WORKSMAN TRADING CORPORATION Worksman Trading Corporation 94-15 100th ...

| 16 Feb 2015 | 06:25

    Jack Beller, vice president of the Vending Division of Worksman Cycles in Queens, the country's oldest manufacturer of food vending carts, has been known to trawl the city streets looking for dings and nicks in food carts.

    "Unfortunately today there's a lot of junk on the streets," laments Beller, whose father put him to work in this business at the age of 12. "There was a time when most vendors cared about equipment and the product that they put out, but that's not true for the most part today. Equipment doesn't look as nice and it's not maintained nearly as well."

    Beller calls the rusty, dented little carts that are ubiquitous tenants of the city's sidewalks "down 'n' dirty carts." They are, in his words, "slapped together, quick and cheap."

    But according to Beller, Worksman has nothing to do with this method of production. Rather, the company upholds more than a century-long tradition and legacy of two historic companies: Worksman itself, and Admar, the company it acquired in 1996 that once belonged to Beller's father.

    In 1948, Ed Beller opened Admar, a restaurant equipment shop, in an area that is still considered a "restaurant equipment" district, on Catherine St. and Bowery. The space had previously been inhabited by manufacturers of wooden vending carts, which were still prevalent among street vendors at the time. "People would still come by and say 'Do you have carts?'" the younger Beller recalls. "So he decided to make carts."

    Admar's hot dog carts started off as iron, evolved into stainless steel, and then into a permanent, and oft-copied fixture of the city landscape. As is still done at Worksman today, Beller's father used industrial kitchen-caliber equipment to build his carts, which Beller says sets them apart from the skrimpers.

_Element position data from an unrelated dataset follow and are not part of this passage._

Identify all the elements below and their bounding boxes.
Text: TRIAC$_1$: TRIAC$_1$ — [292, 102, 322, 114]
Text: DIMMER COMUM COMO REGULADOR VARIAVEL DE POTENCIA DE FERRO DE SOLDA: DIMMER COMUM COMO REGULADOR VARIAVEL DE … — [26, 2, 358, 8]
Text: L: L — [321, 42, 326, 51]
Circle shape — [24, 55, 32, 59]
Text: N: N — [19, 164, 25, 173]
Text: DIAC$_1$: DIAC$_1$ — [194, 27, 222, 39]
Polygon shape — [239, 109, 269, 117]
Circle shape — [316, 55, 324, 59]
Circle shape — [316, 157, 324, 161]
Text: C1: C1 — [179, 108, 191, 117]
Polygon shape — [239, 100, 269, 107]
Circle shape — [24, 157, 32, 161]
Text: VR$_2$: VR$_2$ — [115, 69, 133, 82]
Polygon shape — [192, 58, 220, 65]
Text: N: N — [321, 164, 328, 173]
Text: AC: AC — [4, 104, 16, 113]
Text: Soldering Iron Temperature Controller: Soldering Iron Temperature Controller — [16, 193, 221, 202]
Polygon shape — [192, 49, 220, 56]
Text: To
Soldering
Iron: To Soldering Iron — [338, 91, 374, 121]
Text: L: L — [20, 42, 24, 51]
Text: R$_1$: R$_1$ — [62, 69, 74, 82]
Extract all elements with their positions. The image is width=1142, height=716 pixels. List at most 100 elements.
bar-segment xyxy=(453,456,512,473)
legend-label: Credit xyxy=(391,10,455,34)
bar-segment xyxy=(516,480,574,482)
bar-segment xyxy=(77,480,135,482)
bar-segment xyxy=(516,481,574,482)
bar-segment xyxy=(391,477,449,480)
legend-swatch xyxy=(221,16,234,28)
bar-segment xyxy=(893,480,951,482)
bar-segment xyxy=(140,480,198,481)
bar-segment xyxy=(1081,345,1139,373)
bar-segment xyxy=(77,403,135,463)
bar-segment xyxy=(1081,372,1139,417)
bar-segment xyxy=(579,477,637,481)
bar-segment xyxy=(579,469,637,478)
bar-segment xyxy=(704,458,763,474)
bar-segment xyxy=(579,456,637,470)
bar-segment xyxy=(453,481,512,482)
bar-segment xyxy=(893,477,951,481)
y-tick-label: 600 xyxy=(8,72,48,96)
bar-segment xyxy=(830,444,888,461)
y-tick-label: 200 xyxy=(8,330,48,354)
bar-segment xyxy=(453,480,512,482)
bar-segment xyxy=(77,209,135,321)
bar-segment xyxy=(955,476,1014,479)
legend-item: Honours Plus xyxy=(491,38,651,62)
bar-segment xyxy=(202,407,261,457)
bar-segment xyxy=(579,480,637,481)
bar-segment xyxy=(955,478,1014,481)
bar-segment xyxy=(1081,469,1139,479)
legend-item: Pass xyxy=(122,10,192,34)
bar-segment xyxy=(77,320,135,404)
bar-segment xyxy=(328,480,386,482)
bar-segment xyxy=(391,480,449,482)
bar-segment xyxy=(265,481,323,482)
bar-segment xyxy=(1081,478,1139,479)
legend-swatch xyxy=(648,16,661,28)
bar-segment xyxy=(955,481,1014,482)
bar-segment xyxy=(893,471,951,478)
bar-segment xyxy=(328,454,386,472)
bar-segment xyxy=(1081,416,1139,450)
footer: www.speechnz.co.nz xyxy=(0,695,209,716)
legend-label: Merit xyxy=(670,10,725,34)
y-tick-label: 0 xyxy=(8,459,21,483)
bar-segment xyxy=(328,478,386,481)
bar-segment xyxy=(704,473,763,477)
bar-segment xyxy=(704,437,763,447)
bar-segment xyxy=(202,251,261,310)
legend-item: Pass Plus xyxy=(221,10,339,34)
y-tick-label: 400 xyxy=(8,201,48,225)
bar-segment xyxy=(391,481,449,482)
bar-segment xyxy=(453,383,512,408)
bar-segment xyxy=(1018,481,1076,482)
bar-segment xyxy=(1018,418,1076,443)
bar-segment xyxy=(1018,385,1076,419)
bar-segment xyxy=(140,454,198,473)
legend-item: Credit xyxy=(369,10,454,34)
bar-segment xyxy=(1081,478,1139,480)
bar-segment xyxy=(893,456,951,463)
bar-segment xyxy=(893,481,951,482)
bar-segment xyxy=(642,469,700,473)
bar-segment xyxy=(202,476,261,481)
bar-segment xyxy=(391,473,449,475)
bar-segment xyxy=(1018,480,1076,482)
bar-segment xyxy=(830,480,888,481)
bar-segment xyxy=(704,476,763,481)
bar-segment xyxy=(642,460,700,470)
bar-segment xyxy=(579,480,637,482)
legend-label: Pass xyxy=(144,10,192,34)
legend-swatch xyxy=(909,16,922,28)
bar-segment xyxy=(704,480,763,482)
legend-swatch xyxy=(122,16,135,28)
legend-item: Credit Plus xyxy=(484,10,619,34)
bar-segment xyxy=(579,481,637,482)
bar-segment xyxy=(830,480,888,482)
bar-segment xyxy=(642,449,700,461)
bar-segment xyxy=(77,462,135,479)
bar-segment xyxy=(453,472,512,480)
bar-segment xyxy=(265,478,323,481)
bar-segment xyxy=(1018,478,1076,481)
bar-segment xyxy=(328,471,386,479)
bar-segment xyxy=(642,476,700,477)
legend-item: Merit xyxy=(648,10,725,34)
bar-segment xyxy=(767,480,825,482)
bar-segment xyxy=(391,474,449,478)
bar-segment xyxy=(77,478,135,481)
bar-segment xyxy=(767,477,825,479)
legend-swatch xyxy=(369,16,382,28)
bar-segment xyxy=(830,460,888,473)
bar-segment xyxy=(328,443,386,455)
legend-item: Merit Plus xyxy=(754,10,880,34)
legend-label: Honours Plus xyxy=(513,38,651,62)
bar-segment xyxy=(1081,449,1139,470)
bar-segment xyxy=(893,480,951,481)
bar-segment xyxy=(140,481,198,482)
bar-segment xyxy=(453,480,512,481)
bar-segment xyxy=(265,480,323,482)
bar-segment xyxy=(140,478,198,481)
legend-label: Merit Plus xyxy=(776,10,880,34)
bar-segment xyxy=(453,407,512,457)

    Admar bought wheels for its structures from the nearby Worksman Cycles, located on a block that was to become the site of the World Trade Center. Worksman Cycles began its run as a dry goods store before Morris Worksman, the Russian immigrant proprietor, started tinkering with bicycles and devised the three-wheel designs that would replace the horse and buggy among the city's merchants.

    Worksman's model for the ice-cream-vending trike reached mythic status when it was picked up by Good Humor and became the de rigeur ice-cream-cycle. Since then, the iconography of Worksman has penetrated the collective American consciousness to such a degree that a Good Humor cart is on display in the Smithsonian Museum.

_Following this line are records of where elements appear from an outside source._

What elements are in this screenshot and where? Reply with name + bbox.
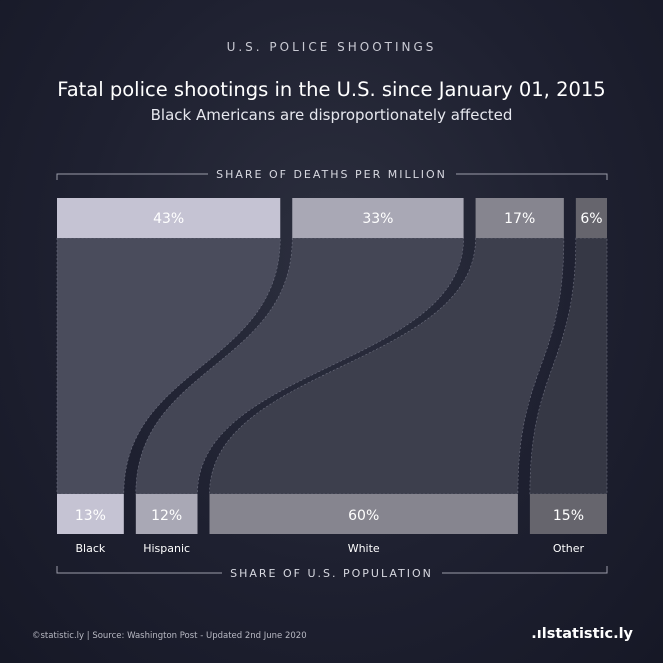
bottom-value-label-other: 15%	[553, 508, 584, 524]
kicker-title: U.S. POLICE SHOOTINGS	[226, 40, 437, 54]
bottom-bar-black	[57, 494, 124, 534]
bottom-bar-hispanic	[135, 494, 198, 534]
chart-title: Fatal police shootings in the U.S. since…	[57, 78, 606, 101]
bottom-axis-frame	[56, 566, 608, 574]
top-value-label-other: 6%	[580, 211, 602, 227]
top-bar-white	[475, 198, 564, 238]
category-label-hispanic: Hispanic	[143, 542, 190, 555]
bottom-bar-white	[209, 494, 518, 534]
top-axis-frame	[56, 173, 608, 180]
top-axis-title: SHARE OF DEATHS PER MILLION	[216, 168, 447, 181]
top-bar-hispanic	[292, 198, 464, 238]
bottom-axis-title: SHARE OF U.S. POPULATION	[230, 567, 433, 580]
ribbon-white	[209, 237, 565, 495]
top-value-label-hispanic: 33%	[362, 211, 393, 227]
category-label-other: Other	[553, 542, 585, 555]
bottom-value-label-hispanic: 12%	[151, 508, 182, 524]
top-value-label-black: 43%	[153, 211, 184, 227]
ribbon-black	[56, 237, 281, 495]
ribbon-group	[56, 237, 608, 495]
bottom-value-label-black: 13%	[75, 508, 106, 524]
bars-icon: .ıl	[531, 626, 547, 642]
top-value-label-white: 17%	[504, 211, 535, 227]
top-bar-black	[57, 198, 281, 238]
bottom-value-label-white: 60%	[348, 508, 379, 524]
ribbon-hispanic	[135, 237, 464, 495]
chart-subtitle: Black Americans are disproportionately a…	[150, 106, 513, 124]
brand-logo: .ılstatistic.ly	[531, 626, 633, 642]
source-footer: ©statistic.ly | Source: Washington Post …	[32, 631, 307, 641]
bottom-bar-other	[529, 494, 607, 534]
category-label-black: Black	[76, 542, 106, 555]
brand-name: statistic.ly	[546, 626, 633, 642]
top-bar-other	[575, 198, 607, 238]
category-label-white: White	[348, 542, 380, 555]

    Though the Good Humor cart had extraordinary staying power and is still in use, the vending business has seen other trends come and go. Beller notes that in the 70s, the company altered the design of their carts to accommodate the growing numbers of kebab vendors. In a recent afternoon in his Ozone Park office, which is peppered with hot dog and ice cream cart memorabilia, Beller showed me a picture album with photos like the one of "Dr. Snowball" who sells "The World's Best Snowballs"; Beller has also spoken of the city's erstwhile juice carts and of some of his more bizarre exports, including a reindeer-meat hot dog cart for Alaskan customers.

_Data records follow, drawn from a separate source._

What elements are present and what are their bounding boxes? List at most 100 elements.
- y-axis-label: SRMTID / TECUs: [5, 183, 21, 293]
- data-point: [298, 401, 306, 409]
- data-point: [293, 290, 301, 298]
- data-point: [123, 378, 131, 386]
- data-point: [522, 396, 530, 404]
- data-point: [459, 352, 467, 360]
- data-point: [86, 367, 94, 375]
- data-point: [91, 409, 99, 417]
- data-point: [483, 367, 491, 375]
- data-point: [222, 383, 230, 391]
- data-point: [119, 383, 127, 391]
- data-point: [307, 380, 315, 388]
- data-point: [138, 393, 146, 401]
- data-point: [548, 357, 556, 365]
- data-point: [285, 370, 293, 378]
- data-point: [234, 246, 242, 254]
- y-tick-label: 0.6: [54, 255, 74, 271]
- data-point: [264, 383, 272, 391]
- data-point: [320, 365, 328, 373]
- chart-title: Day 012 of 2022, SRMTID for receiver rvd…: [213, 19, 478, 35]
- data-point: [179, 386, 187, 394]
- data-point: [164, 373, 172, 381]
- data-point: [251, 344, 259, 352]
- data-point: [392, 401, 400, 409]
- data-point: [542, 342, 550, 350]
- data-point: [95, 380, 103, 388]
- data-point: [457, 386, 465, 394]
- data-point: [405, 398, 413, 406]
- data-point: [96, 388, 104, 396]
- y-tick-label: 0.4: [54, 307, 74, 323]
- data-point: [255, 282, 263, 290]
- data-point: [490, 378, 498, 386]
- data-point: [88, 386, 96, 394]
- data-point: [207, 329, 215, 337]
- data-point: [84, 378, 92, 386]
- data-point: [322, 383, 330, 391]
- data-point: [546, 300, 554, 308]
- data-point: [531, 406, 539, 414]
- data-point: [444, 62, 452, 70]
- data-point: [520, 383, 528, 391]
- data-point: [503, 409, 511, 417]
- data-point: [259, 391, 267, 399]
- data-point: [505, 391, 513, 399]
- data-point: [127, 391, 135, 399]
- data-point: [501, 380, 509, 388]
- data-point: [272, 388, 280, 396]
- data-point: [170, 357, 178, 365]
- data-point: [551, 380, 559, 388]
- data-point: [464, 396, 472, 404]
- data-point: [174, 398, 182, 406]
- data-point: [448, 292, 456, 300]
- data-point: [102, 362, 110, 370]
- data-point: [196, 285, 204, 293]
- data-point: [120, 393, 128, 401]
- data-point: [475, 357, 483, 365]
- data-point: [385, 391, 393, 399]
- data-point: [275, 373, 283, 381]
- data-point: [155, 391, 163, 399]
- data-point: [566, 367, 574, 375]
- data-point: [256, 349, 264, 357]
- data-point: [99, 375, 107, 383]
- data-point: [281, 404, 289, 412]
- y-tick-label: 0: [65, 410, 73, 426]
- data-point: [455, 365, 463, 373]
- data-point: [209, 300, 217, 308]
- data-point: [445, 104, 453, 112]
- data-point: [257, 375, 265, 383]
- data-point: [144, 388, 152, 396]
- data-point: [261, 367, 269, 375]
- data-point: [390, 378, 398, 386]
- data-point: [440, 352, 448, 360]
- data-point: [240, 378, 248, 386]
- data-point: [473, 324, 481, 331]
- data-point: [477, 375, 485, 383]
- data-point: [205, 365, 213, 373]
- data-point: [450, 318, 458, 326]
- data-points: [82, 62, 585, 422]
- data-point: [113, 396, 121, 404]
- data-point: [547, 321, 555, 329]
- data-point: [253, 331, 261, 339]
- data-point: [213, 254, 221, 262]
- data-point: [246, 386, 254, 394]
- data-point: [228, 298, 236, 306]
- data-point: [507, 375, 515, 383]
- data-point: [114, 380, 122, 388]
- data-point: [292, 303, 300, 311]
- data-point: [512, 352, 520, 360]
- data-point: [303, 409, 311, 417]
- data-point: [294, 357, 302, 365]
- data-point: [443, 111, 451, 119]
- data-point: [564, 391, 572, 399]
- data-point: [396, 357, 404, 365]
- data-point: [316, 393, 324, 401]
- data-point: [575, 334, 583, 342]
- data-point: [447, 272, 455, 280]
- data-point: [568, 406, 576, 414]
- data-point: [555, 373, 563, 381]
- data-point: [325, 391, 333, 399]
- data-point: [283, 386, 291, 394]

    With its various orders of business, which range from outfitting Mr. Softee-style trucks to building carts for Nathan's, Hebrew National, Boar's Head and delivery wagons for D'Agostino's, to vending carts for foodstuffs such as churros, gyros, Italian ices and Italian sausage, Worksman's vending division has probably contributed as much to the New York City ethos as any major city planner.